Социальная и культурная история деторождения, возникшая на стыке наук, благодаря развитию гендерных исследований, антропологии родов, социальной истории медицины была направлена не на восстановление новых страниц истории медицины, акушерской практики и фармакологических знаний, а на реконструкцию новых страниц истории женского социального опыта и женских переживаний в условиях гендерного порядка мужского доминирования. Исследователи истории родовспоможения вскрыли важнейшие механизмы трансформации родов, переход их от естественных, характеризовавшихся существованием особого «женского пространства», множественностью традиционных знаний и практик, к биомедицинским с абсолютным доминированием врачебного контроля и экспертного знания и, наконец, к утверждению холистической модели, предполагавшей умеренность внедрения врачебных манипуляций, относительную свободу роженицы, соучастие членов семьи. Представители нового междисциплинарного направления выявили много деталей и противоречивых последствий медикализации, фармакализации и анальгизации родов в исторической перспективе, поэтому их выводы оказались востребованными социологами медицины, этнологами и медицинскими антропологами.

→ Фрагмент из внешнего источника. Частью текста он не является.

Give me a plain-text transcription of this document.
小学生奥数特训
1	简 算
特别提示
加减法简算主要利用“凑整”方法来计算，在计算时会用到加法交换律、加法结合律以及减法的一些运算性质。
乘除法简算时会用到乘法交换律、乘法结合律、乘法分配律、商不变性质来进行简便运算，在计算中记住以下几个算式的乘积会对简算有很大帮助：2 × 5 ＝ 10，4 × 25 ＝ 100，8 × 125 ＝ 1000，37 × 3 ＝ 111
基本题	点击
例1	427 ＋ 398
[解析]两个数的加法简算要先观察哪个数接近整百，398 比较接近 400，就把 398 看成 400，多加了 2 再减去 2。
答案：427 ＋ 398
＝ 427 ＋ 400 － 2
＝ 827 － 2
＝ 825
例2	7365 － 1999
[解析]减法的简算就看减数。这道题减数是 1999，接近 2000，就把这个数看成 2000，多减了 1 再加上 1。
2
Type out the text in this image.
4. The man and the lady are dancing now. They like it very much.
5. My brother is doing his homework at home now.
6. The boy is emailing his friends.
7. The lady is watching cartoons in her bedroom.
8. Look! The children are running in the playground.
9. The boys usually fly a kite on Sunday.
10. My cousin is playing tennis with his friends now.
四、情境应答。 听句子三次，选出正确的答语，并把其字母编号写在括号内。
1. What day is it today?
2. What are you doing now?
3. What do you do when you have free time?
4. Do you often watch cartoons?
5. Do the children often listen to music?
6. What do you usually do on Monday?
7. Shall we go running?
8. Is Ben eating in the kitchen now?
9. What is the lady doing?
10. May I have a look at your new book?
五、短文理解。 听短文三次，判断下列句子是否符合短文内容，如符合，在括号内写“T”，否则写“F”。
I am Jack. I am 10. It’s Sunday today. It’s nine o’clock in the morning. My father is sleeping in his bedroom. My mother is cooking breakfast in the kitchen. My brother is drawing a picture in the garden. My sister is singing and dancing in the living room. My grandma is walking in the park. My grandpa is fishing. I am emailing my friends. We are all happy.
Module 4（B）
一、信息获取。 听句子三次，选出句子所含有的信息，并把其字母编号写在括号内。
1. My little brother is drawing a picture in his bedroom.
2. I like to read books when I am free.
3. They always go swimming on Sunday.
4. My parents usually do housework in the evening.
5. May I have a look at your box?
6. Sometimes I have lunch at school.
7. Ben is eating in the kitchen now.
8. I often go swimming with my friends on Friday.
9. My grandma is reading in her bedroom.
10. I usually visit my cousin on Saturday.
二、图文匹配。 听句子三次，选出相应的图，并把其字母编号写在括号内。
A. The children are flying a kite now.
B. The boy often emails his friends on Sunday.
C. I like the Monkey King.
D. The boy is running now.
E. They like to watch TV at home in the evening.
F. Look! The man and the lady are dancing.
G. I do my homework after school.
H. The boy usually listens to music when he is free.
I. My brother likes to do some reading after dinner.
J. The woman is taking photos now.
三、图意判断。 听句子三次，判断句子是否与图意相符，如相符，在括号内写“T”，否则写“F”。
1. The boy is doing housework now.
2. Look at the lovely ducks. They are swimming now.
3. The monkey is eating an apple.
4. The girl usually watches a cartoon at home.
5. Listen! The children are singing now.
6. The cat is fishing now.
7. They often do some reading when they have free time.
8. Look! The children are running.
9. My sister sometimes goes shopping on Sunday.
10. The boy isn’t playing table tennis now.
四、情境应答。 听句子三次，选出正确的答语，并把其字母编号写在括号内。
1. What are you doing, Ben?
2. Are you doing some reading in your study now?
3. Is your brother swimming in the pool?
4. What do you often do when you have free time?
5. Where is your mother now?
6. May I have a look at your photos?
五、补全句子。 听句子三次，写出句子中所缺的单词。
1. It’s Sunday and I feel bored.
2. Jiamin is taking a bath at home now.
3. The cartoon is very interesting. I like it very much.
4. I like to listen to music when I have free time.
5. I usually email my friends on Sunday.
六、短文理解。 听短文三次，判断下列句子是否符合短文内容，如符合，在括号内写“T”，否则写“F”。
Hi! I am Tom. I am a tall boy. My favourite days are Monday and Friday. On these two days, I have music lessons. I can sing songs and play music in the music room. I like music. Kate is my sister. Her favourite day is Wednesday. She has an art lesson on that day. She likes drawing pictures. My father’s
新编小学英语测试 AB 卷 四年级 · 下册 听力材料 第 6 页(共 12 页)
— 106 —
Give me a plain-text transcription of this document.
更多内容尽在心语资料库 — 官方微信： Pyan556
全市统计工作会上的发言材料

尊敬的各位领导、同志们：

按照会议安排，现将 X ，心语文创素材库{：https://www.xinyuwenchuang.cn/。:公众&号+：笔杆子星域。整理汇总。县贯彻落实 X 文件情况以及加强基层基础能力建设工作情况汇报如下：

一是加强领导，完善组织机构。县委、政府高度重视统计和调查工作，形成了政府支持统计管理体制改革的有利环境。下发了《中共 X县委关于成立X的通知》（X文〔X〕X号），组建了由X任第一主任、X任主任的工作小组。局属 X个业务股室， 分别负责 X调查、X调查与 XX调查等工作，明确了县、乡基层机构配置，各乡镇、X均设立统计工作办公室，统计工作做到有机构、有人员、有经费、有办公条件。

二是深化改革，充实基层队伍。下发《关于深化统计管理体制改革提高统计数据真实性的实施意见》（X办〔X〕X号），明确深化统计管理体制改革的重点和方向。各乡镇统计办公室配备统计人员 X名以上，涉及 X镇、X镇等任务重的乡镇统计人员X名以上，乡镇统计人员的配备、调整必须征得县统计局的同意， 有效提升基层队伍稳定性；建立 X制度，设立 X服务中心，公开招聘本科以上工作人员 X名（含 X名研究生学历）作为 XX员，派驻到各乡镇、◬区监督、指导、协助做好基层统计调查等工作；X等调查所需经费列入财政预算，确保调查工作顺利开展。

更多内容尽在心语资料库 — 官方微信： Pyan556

В процессе изучения истории родильной культуры было показано влияние важнейших социальных, экономических и культурных процессов на область женской репродукции, лабильность ролей и взаимодействий всех участников родового процесса: роженицы, членов ее семьи, повитухи, акушерки, врача или врачей. Западноевропейские, американские, канадские историки убедительно доказали неоднозначное влияние абсолютного медицинского контроля не только на сферу женской репродукции, но и в целом на область женской культуры и женской идентичности. Благодаря тем, кто изучал такую, казалось бы, частную тему женской истории, как история родовспоможения, гуманитариям стало очевидно, что доминанта экспертного знания есть обычная разновидность функции социального контроля, изучение механизмов которого никогда не утратит актуальности.
Нынешние авторы по-прежнему огромное внимание уделяют ранним страницам женской истории, а в ней – истории практик разрешения от бремени, сопоставляется социальная и духовно-психологическая роль повитухи в родильных ритуалах разных народов, тщательно описываются эмоциональные переживания рожениц, влияние религиозных доктрин на культуру деторождения[142]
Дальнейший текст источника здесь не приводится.